= Redtape =

Zine on the New York scene

Redtap 3 (1983) cover by Michael Rheingold

Redtape ( Red Tape) was one of the East Village zines of artistic expression published between 1980 and 1992. Published and edited by Michael Carter, Red Tape Magazine featured comics, fiction, poetry, fine art, graphic art and photography; thereby chronicling issues and feelings central the post-punk East Village art scene during the 80’s. These included gentrification, the threat of nuclear war, sexual freedom, squatting, AIDS, no wave art and music, and the prevalence of hard drugs.

==History==
From 1982 to 1992 Redtape Magazine provided a venue for both established and emerging East Village artists and writers of the downtown New York scene. Redtape communicated innovative artistic ideas of community by dividing its pages between literature and visual art. It specifically encouraged the collaboration of writers and visual artists.

Michael Carter, the editor and publisher of Redtape, said that the purpose of the magazine was "to explore new possibilities and forms of expression, to develop craft and technique without becoming sequestered in an intellectual or academic ivory tower."
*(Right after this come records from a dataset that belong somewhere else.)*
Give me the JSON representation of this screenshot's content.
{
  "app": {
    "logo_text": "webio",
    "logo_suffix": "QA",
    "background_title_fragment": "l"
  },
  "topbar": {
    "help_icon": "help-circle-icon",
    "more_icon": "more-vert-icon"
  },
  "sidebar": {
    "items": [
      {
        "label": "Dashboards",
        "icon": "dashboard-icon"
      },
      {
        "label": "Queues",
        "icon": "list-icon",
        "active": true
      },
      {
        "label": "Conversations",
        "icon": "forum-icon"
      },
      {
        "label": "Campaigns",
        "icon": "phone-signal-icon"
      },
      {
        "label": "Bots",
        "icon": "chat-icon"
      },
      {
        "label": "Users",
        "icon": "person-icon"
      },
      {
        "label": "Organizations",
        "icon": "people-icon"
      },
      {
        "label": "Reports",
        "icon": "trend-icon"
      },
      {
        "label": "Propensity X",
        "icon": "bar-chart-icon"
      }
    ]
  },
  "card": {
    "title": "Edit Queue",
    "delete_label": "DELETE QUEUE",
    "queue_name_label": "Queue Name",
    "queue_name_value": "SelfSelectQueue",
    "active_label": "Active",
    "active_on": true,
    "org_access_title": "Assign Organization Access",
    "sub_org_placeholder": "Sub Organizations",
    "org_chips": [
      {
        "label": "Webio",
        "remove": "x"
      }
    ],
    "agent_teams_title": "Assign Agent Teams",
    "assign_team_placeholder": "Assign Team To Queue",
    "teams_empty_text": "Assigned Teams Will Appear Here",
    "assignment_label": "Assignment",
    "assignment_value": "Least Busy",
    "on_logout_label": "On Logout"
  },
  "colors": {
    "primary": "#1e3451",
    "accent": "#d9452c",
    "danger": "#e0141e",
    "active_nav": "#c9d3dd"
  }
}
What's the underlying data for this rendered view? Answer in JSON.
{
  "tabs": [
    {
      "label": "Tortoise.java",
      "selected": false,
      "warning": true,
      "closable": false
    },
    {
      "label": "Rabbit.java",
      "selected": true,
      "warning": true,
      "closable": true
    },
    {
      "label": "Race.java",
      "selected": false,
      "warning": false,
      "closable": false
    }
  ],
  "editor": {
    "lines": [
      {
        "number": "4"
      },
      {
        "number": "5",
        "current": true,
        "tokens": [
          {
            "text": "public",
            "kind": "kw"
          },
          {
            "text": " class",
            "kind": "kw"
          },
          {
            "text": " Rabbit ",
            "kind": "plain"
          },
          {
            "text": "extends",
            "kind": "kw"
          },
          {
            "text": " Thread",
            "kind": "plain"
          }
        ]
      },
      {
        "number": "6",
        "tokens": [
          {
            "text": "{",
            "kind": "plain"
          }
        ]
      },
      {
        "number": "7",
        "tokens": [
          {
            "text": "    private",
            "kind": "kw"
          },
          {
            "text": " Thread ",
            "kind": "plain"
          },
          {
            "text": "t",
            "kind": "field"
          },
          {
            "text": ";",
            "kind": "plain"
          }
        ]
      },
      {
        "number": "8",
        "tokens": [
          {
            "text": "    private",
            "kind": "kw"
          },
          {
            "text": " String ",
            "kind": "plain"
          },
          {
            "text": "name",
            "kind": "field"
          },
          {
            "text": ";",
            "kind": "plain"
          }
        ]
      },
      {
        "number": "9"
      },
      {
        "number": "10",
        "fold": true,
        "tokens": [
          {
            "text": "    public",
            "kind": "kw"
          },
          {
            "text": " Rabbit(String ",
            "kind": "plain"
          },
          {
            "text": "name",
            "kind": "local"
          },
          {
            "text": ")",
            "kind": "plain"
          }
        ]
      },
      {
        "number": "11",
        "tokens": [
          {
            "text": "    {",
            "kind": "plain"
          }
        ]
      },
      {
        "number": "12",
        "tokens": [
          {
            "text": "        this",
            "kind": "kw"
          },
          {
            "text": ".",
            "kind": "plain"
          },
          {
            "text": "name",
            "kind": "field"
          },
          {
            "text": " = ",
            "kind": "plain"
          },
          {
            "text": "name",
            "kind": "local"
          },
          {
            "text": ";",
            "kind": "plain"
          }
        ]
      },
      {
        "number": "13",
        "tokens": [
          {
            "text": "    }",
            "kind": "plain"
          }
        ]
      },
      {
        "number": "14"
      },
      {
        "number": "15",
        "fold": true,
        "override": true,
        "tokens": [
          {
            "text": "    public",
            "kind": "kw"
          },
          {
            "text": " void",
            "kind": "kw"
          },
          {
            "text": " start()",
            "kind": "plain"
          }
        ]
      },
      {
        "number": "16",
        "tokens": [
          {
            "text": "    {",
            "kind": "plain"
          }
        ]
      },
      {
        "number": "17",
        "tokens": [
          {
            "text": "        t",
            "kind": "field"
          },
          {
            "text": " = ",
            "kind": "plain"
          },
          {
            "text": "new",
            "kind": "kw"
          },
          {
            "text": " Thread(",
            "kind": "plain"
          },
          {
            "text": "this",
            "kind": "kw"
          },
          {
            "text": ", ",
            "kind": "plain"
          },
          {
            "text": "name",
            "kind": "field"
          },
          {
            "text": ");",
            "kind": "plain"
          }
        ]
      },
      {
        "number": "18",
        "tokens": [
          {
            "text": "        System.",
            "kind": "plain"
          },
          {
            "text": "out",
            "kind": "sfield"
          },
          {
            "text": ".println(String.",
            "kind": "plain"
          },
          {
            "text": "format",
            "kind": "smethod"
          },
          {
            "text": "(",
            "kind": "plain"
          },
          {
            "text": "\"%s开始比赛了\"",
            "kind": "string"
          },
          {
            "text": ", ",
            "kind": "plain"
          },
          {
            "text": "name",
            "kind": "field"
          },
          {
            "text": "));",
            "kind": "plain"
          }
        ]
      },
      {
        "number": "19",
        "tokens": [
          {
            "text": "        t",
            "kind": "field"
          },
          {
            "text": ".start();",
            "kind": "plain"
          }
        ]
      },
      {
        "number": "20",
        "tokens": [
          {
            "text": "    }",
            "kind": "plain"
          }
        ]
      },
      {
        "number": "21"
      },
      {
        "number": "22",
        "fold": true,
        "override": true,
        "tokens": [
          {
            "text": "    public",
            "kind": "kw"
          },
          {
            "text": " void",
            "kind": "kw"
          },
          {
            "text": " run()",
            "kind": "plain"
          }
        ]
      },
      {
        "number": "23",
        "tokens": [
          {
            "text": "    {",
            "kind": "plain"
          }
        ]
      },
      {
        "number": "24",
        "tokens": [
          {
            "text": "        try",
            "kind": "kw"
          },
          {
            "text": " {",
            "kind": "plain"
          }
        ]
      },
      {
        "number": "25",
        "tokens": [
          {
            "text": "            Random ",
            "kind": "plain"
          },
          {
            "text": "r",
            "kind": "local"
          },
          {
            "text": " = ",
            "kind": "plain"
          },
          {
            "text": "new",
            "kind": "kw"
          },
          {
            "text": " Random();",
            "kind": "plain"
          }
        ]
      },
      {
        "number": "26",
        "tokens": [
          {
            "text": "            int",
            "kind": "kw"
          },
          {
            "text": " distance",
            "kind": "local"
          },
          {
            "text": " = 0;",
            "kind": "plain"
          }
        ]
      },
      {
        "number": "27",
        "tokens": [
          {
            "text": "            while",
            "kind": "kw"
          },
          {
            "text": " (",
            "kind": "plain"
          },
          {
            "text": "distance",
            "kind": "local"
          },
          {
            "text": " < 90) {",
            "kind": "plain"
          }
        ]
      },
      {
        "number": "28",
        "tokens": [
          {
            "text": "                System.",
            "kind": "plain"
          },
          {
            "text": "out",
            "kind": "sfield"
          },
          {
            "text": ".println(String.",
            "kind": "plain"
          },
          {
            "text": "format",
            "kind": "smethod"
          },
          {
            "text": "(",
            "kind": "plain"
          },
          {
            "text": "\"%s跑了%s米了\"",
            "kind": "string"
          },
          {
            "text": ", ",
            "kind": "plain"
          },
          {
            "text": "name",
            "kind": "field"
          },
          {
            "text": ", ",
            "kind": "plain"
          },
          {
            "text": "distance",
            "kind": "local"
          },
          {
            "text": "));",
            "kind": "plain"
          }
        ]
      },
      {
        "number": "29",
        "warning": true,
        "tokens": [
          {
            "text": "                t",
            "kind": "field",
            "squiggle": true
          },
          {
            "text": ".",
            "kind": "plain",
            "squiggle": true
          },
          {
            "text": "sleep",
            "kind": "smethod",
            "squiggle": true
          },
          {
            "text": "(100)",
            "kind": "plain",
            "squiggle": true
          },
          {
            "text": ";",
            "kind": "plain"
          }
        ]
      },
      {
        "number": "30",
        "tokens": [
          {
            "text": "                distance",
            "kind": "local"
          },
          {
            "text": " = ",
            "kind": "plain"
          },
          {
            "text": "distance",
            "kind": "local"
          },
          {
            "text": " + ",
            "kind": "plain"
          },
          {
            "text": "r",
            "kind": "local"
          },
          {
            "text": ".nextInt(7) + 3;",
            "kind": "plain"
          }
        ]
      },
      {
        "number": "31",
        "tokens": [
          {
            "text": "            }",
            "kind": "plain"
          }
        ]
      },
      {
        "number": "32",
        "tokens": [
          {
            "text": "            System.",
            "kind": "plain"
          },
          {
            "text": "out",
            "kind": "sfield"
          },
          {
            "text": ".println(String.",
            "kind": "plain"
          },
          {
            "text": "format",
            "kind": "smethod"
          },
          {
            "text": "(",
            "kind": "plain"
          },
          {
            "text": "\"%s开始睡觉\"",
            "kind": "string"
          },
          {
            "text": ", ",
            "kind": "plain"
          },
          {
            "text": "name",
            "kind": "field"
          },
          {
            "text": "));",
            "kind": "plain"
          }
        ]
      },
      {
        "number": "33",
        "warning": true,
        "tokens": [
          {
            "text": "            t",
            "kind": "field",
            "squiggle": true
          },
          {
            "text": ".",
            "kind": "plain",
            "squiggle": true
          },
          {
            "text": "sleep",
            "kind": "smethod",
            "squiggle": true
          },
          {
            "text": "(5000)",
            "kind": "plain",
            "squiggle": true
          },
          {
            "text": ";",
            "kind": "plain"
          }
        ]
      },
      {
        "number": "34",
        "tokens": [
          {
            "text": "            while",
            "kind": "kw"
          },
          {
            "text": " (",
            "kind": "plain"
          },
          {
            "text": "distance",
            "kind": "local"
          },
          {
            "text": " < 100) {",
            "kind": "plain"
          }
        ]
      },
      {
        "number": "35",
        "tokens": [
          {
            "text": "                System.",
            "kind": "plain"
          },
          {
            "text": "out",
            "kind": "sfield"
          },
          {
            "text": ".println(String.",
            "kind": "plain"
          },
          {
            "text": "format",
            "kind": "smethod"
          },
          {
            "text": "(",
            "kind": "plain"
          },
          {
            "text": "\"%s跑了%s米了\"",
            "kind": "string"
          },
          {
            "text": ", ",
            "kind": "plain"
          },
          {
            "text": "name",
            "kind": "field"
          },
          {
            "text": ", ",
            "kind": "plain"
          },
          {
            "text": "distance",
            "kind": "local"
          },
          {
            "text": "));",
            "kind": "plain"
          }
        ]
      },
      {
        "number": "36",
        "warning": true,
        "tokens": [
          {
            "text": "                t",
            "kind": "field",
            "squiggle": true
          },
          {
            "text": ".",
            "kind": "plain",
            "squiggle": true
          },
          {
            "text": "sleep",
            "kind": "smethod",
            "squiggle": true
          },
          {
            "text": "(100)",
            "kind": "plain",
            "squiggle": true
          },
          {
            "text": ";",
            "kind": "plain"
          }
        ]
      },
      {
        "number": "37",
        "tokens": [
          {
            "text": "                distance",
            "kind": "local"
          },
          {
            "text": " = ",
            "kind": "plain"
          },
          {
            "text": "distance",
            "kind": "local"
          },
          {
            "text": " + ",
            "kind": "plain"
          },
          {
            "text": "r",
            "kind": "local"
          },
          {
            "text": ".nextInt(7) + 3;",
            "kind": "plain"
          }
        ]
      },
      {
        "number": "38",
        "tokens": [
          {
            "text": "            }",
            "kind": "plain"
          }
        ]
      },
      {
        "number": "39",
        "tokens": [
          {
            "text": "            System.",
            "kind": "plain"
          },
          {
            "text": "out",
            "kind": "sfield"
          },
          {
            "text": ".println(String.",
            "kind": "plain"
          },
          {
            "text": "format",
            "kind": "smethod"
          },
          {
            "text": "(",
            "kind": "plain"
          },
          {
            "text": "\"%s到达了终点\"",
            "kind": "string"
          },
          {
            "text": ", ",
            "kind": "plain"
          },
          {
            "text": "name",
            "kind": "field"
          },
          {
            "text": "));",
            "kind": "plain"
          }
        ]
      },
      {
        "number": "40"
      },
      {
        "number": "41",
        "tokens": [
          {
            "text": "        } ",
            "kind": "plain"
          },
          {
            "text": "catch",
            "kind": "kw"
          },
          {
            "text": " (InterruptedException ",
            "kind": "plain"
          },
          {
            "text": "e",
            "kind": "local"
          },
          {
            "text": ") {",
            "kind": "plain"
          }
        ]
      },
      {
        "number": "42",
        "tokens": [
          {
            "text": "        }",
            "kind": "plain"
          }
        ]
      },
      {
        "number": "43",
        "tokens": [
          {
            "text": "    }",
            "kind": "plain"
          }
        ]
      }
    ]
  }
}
Edition launch parties were often held at Danceteria or other downtown nightclubs.

==Publications==
- For the Left Side of Your Brain (1982)
- Assemblage (1982)
- Redtape: Double Summer Issue (1983)
- ArtDamaged (1984)
- White Lies ( 1984)
- The Cracked Mirror (1986)
- Tragicomix (1992)

==Contributing writers & artists==
Redtape Magazine literary contributors included Patrick McGrath, Kathy Acker, Max Blagg, Gregory Corso, Constance DeJong, Lynne Tillman, John Farris, Miguel Piñero, and Ed Sanders. Visual art contributions were made by David Wojnarowicz, Mike Cockrill, Christof Kohlhofer, Kiki Smith, Kembra Pfahler, Barbara Ess, Joseph Nechvatal, Greer Lankton, Joe Coleman, James Romberger, and others.